Correlation Between HEG and MRF
Can any of the company-specific risk be diversified away by investing in both HEG and MRF at the same time? Although using a correlation coefficient on its own may not help to predict future stock returns, this module helps to understand the diversifiable risk of combining HEG and MRF into the same portfolio, which is an essential part of the fundamental portfolio management process.
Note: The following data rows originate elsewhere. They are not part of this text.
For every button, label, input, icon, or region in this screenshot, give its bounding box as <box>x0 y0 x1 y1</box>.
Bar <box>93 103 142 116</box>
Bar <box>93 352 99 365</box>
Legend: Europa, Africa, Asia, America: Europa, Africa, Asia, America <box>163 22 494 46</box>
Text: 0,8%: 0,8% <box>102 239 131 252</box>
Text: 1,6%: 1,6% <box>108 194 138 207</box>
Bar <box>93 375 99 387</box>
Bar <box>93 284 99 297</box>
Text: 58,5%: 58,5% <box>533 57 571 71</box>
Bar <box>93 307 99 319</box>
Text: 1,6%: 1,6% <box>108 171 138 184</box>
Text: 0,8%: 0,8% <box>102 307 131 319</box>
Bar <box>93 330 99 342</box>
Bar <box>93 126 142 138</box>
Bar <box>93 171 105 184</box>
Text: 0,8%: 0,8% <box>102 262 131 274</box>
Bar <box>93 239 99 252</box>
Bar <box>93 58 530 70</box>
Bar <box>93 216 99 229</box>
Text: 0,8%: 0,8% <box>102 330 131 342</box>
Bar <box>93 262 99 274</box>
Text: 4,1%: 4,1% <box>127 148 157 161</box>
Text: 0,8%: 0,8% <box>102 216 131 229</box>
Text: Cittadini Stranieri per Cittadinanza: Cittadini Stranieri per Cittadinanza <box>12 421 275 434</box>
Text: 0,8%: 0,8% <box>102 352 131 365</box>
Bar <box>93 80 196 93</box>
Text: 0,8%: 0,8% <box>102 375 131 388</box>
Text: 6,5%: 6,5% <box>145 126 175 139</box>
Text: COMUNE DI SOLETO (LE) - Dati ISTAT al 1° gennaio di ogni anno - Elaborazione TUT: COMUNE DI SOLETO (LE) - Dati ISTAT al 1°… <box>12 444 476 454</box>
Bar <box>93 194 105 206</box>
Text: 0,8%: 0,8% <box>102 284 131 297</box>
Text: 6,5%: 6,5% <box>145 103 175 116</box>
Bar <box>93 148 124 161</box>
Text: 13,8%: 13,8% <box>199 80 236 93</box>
By analyzing existing cross correlation between HEG Limited and MRF Limited, you can compare the effects of market volatilities on HEG and MRF and check how they will diversify away market risk if combined in the same portfolio for a given time horizon. You can also utilize pair trading strategies of matching a long position in HEG with a short position of MRF. Check out your portfolio center. Please also check ongoing floating volatility patterns of HEG and MRF.
Diversification Opportunities for HEG and MRF
Poor diversification
The 3 months correlation between HEG and MRF is 0.75. Overlapping area represents the amount of risk that can be diversified away by holding HEG Limited and MRF Limited in the same portfolio, assuming nothing else is changed. The correlation between historical prices or returns on MRF Limited and HEG is a relative statistical measure of the degree to which these equity instruments tend to move together. The correlation coefficient measures the extent to which returns on HEG Limited are associated (or correlated) with MRF. Values of the correlation coefficient range from -1 to +1, where. The correlation of zero (0) is possible when the price movement of MRF Limited has no effect on the direction of HEG i.e., HEG and MRF go up and down completely randomly.
Pair Corralation between HEG and MRF
Assuming the 90 days trading horizon HEG Limited is expected to generate 160.57 times more return on investment than MRF. However, HEG is 160.57 times more volatile than MRF Limited. It trades about 0.19 of its potential returns per unit of risk. MRF Limited is currently generating about 0.05 per unit of risk. If you would invest 16,800 in HEG Limited on October 21, 2024 and sell it today you would earn a total of 26,215 from holding HEG Limited or generate 156.04% return on investment over 90 days.
Time Period | 3 Months [change] |
Direction | Moves Together |
Strength | Significant |
Accuracy | 96.46% |
Values | Daily Returns |
HEG Limited vs. MRF Limited
Performance |
Timeline |
HEG Limited |
MRF Limited |
HEG and MRF Volatility Contrast
Predicted Return Density |
Returns |
Pair Trading with HEG and MRF
The main advantage of trading using opposite HEG and MRF positions is that it hedges away some unsystematic risk. Because of two separate transactions, even if HEG position performs unexpectedly, MRF can make up some of the losses. Pair trading also minimizes risk from directional movements in the market. For example, if an entire industry or sector drops because of unexpected headlines, the short position in MRF will offset losses from the drop in MRF's long position.HEG vs. Union Bank of | HEG vs. Nucleus Software Exports | HEG vs. Navneet Education Limited | HEG vs. Bank of Maharashtra |
MRF vs. UFO Moviez India | MRF vs. Kalyani Investment | MRF vs. Sunflag Iron And | MRF vs. Teamlease Services Limited |
Check out your portfolio center.Note that this page's information should be used as a complementary analysis to find the right mix of equity instruments to add to your existing portfolios or create a brand new portfolio. You can also try the Portfolio Dashboard module to portfolio dashboard that provides centralized access to all your investments.